Urodziwa Włoszka zrobiła furorę na premierze i wkrótce potem wyruszyła na podbój całego świata (auto zwiastowało powrót marki na rynek USA). Samochód pojawił się między innymi w paradzie przed historyczną edycją rajdu Mille Miglia, podczas Festiwalu Prędkości Goodwood, jesienią kusił na salonie samochodowym we Frankfurcie w nowym lakierze, określanym mianem "płynnej stali", a w roku 2012 brylował na Konkursie Elegancji Villa d'Este.

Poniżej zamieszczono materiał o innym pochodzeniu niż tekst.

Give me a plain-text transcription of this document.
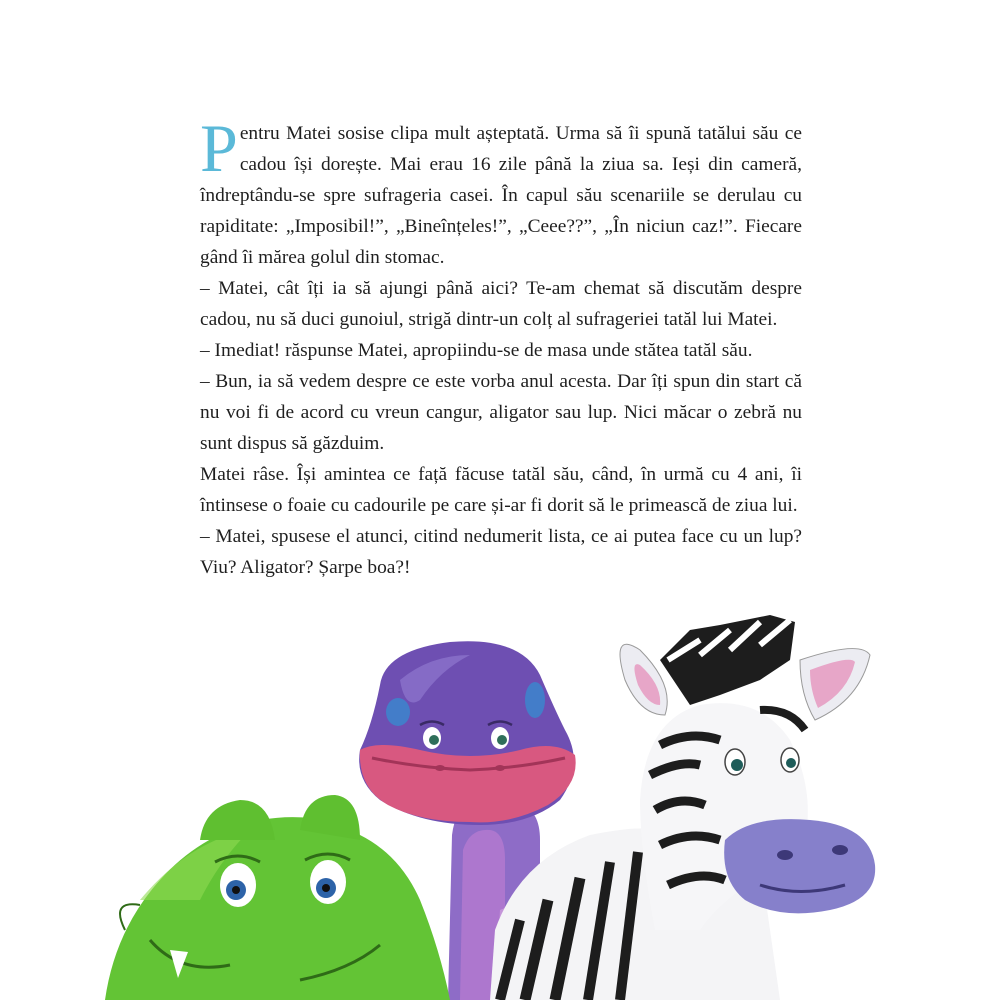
Pentru Matei sosise clipa mult așteptată. Urma să îi spună tatălui său ce cadou își dorește. Mai erau 16 zile până la ziua sa. Ieși din cameră, îndreptându-se spre sufrageria casei. În capul său scenariile se derulau cu rapiditate: „Imposibil!”, „Bineînțeles!”, „Ceee??”, „În niciun caz!”. Fiecare gând îi mărea golul din stomac.

– Matei, cât îți ia să ajungi până aici? Te-am chemat să discutăm despre cadou, nu să duci gunoiul, strigă dintr-un colț al sufrageriei tatăl lui Matei.

– Imediat! răspunse Matei, apropiindu-se de masa unde stătea tatăl său.

– Bun, ia să vedem despre ce este vorba anul acesta. Dar îți spun din start că nu voi fi de acord cu vreun cangur, aligator sau lup. Nici măcar o zebră nu sunt dispus să găzduim.

Matei râse. Își amintea ce față făcuse tatăl său, când, în urmă cu 4 ani, îi întinsese o foaie cu cadourile pe care și-ar fi dorit să le primească de ziua lui.

– Matei, spusese el atunci, citind nedumerit lista, ce ai putea face cu un lup? Viu? Aligator? Șarpe boa?!
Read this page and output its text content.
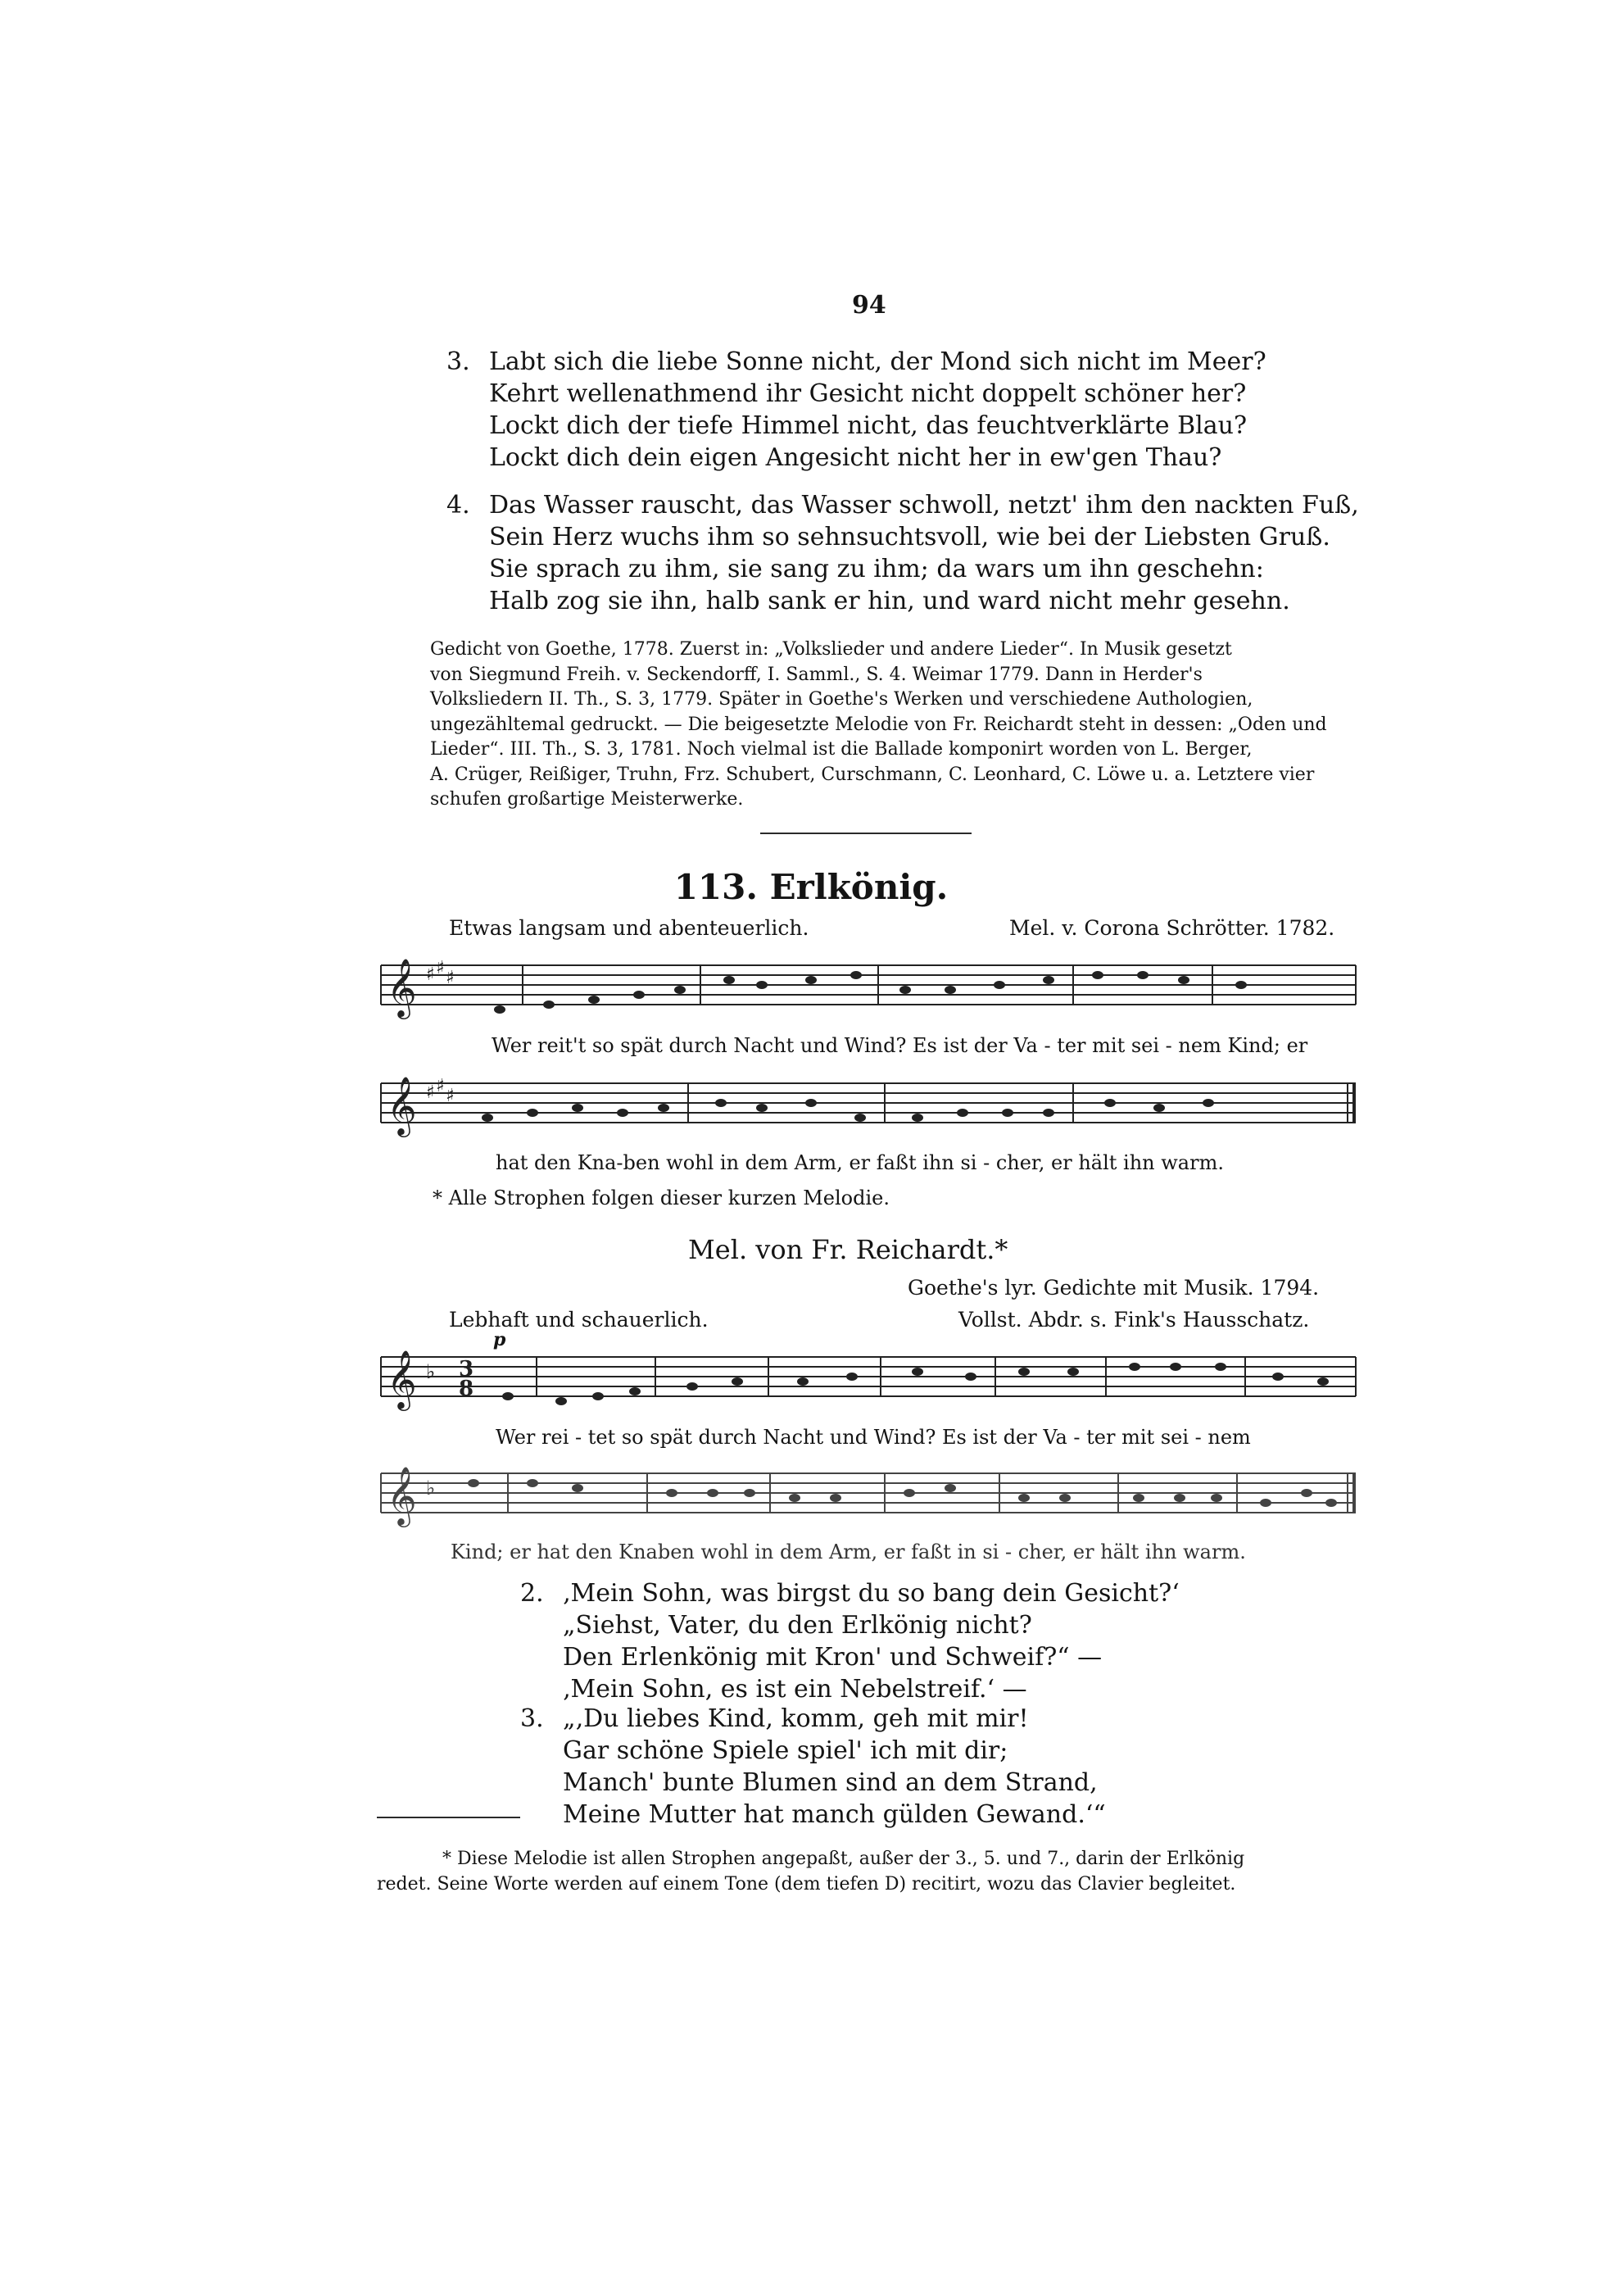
94
3. Labt sich die liebe Sonne nicht, der Mond sich nicht im Meer?
Kehrt wellenathmend ihr Gesicht nicht doppelt schöner her?
Lockt dich der tiefe Himmel nicht, das feuchtverklärte Blau?
Lockt dich dein eigen Angesicht nicht her in ew'gen Thau?
4. Das Wasser rauscht, das Wasser schwoll, netzt' ihm den nackten Fuß,
Sein Herz wuchs ihm so sehnsuchtsvoll, wie bei der Liebsten Gruß.
Sie sprach zu ihm, sie sang zu ihm; da wars um ihn geschehn:
Halb zog sie ihn, halb sank er hin, und ward nicht mehr gesehn.
Gedicht von Goethe, 1778. Zuerst in: „Volkslieder und andere Lieder“. In Musik gesetzt
von Siegmund Freih. v. Seckendorff, I. Samml., S. 4. Weimar 1779. Dann in Herder's
Volksliedern II. Th., S. 3, 1779. Später in Goethe's Werken und verschiedene Authologien,
ungezähltemal gedruckt. — Die beigesetzte Melodie von Fr. Reichardt steht in dessen: „Oden und
Lieder“. III. Th., S. 3, 1781. Noch vielmal ist die Ballade komponirt worden von L. Berger,
A. Crüger, Reißiger, Truhn, Frz. Schubert, Curschmann, C. Leonhard, C. Löwe u. a. Letztere vier
schufen großartige Meisterwerke.
113. Erlkönig.
Etwas langsam und abenteuerlich.	Mel. v. Corona Schrötter. 1782.
𝄞 ♯ ♯ ♯
Wer reit't so spät durch Nacht und Wind? Es ist der Va - ter mit sei - nem Kind; er
𝄞 ♯ ♯ ♯
hat den Kna-ben wohl in dem Arm, er faßt ihn si - cher, er hält ihn warm.
* Alle Strophen folgen dieser kurzen Melodie.
Mel. von Fr. Reichardt.*
Goethe's lyr. Gedichte mit Musik. 1794.
Vollst. Abdr. s. Fink's Hausschatz.
Lebhaft und schauerlich.
p
𝄞 ♭ 3
8
Wer rei - tet so spät durch Nacht und Wind? Es ist der Va - ter mit sei - nem
𝄞 ♭
Kind; er hat den Knaben wohl in dem Arm, er faßt in si - cher, er hält ihn warm.
2. ‚Mein Sohn, was birgst du so bang dein Gesicht?‘
„Siehst, Vater, du den Erlkönig nicht?
Den Erlenkönig mit Kron' und Schweif?“ —
‚Mein Sohn, es ist ein Nebelstreif.‘ —
3. „‚Du liebes Kind, komm, geh mit mir!
Gar schöne Spiele spiel' ich mit dir;
Manch' bunte Blumen sind an dem Strand,
Meine Mutter hat manch gülden Gewand.‘“
* Diese Melodie ist allen Strophen angepaßt, außer der 3., 5. und 7., darin der Erlkönig
redet. Seine Worte werden auf einem Tone (dem tiefen D) recitirt, wozu das Clavier begleitet.
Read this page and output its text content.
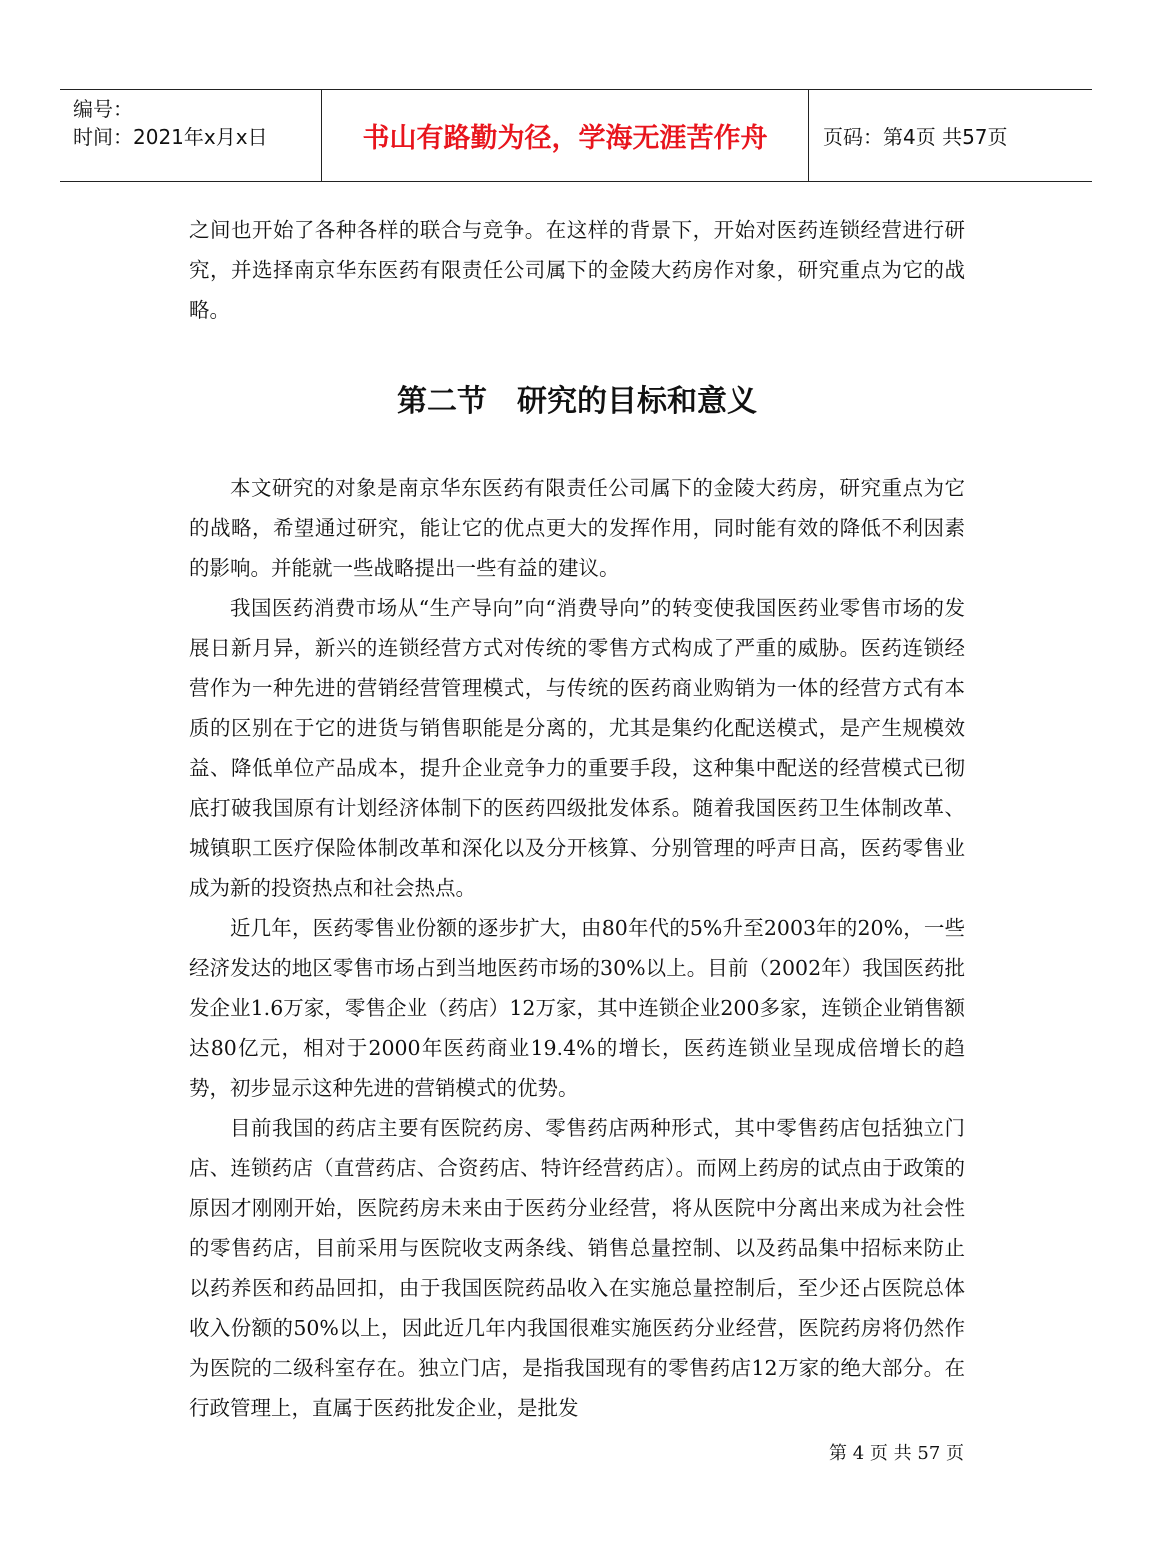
编号：
时间：2021年x月x日	书山有路勤为径，学海无涯苦作舟	页码：第4页 共57页

之间也开始了各种各样的联合与竞争。在这样的背景下，开始对医药连锁经营进行研究，并选择南京华东医药有限责任公司属下的金陵大药房作对象，研究重点为它的战略。

第二节　研究的目标和意义

本文研究的对象是南京华东医药有限责任公司属下的金陵大药房，研究重点为它的战略，希望通过研究，能让它的优点更大的发挥作用，同时能有效的降低不利因素的影响。并能就一些战略提出一些有益的建议。

我国医药消费市场从“生产导向”向“消费导向”的转变使我国医药业零售市场的发展日新月异，新兴的连锁经营方式对传统的零售方式构成了严重的威胁。医药连锁经营作为一种先进的营销经营管理模式，与传统的医药商业购销为一体的经营方式有本质的区别在于它的进货与销售职能是分离的，尤其是集约化配送模式，是产生规模效益、降低单位产品成本，提升企业竞争力的重要手段，这种集中配送的经营模式已彻底打破我国原有计划经济体制下的医药四级批发体系。随着我国医药卫生体制改革、城镇职工医疗保险体制改革和深化以及分开核算、分别管理的呼声日高，医药零售业成为新的投资热点和社会热点。

近几年，医药零售业份额的逐步扩大，由80年代的5%升至2003年的20%，一些经济发达的地区零售市场占到当地医药市场的30%以上。目前（2002年）我国医药批发企业1.6万家，零售企业（药店）12万家，其中连锁企业200多家，连锁企业销售额达80亿元，相对于2000年医药商业19.4%的增长，医药连锁业呈现成倍增长的趋势，初步显示这种先进的营销模式的优势。

目前我国的药店主要有医院药房、零售药店两种形式，其中零售药店包括独立门店、连锁药店（直营药店、合资药店、特许经营药店）。而网上药房的试点由于政策的原因才刚刚开始，医院药房未来由于医药分业经营，将从医院中分离出来成为社会性的零售药店，目前采用与医院收支两条线、销售总量控制、以及药品集中招标来防止以药养医和药品回扣，由于我国医院药品收入在实施总量控制后，至少还占医院总体收入份额的50%以上，因此近几年内我国很难实施医药分业经营，医院药房将仍然作为医院的二级科室存在。独立门店，是指我国现有的零售药店12万家的绝大部分。在行政管理上，直属于医药批发企业，是批发

第 4 页 共 57 页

Posypały się też nagrody: Design Award niemieckiego magazynu "Auto Bild" za rok 2011, Design Award w kategorii konceptów i prototypów w Villa d'Este oraz tytuł "Most Exciting Car of 2013" w brytyjskim magazynie "What Car?".
Rozpoczęcie sprzedaży Alfy Romeo 4C planowano już na rok 2012, który to termin okazał się nierealny. Światową premierę seryjnej 4C zaplanowano na marzec 2013 roku i salon samochodowy w Genewie. Produkcja samochodu została powierzona zakładowi Maserati w Modenie, w którym wcześniej składano 8C Competizione i 8C Spider. Nazwy tych wszystkich modeli to ukłon w stronę historii marki: mianem 6C i 8C określano drogowe i wyścigowe samochody Alfy Romeo z lat dwudziestych i trzydziestych XX wieku z silnikami o sześciu i ośmiu cylindrach.